Medical professionals thought the man wasn't being truthful, but Cordell and gastroenterologist Dr. Justin McCarthy conducted further tests. They kept the patient isolated for 24 hours, and put him on a carbohydrate-intensive diet. At one point, the man's blood alcohol level rose to 0.12 percent.
McCarthy and Cordell discovered a large amount of brewer's yeast in the man's stomach. When mixed with carbs, the intestinal tract acted like an internal brewery.
The pair reported their findings a few months ago in the International Journal of Clinical Medicine.
After confirming his diagnosis, the man was cured by an anti-fungal treatment and a no-carb diet for six weeks.
"This is a rare syndrome but should be recognized because of the social implications such as loss of job, relationship difficulties, stigma, and even possible arrest and incarceration," the study authors Cordell and McCarthy wrote in the International Journal of Clinical Medicine
. "It would behoove health care providers to listen more carefully to the intoxicated patient who denies ingesting alcohol."

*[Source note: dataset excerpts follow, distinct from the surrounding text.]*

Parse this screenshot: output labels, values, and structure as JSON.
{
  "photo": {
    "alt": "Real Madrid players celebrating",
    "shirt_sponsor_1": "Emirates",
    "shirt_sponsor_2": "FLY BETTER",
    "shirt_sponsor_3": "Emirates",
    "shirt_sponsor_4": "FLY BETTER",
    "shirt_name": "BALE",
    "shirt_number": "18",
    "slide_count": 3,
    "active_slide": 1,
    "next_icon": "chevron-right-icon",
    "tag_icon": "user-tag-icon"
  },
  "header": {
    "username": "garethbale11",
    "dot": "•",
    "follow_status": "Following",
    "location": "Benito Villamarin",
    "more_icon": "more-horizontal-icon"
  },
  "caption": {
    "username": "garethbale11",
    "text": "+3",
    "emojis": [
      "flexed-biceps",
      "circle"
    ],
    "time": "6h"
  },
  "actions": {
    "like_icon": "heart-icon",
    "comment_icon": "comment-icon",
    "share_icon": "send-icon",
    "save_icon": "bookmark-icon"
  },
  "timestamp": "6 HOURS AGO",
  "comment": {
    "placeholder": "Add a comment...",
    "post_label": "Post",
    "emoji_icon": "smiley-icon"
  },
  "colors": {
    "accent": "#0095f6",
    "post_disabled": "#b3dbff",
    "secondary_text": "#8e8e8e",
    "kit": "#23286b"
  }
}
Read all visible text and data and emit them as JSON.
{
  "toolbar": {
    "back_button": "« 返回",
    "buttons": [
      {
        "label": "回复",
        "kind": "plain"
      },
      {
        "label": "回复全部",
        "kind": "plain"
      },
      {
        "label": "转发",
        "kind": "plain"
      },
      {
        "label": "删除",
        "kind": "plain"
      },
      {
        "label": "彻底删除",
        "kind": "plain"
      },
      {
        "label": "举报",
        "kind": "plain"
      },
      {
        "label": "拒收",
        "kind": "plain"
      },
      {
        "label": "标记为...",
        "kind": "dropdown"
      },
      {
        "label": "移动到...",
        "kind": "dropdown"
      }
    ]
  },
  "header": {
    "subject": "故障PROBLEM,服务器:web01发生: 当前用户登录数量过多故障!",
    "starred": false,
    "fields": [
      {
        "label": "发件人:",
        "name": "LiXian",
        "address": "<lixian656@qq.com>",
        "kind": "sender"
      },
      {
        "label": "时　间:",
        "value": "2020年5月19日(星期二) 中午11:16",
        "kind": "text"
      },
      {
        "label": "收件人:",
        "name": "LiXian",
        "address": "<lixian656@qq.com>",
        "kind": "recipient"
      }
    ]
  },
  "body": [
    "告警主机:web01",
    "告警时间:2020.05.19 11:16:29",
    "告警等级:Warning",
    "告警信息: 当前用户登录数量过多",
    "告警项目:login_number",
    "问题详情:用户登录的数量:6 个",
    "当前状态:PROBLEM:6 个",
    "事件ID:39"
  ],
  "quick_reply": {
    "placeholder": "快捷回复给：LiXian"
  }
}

Brewer's yeast is contained in a number of foods, including breads, wine, and beer, but it generally passes through the body. In rare cases, the substance can remain in the gut and cause difficulties, Duke Microbiologist Dr. Joseph Heitman told NPR's The Salt.
"Researchers have shown unequivocally that Saccharomyces can grow in the intestinal tract," Heitman said. "But it's still unclear whether it's associated with any disease."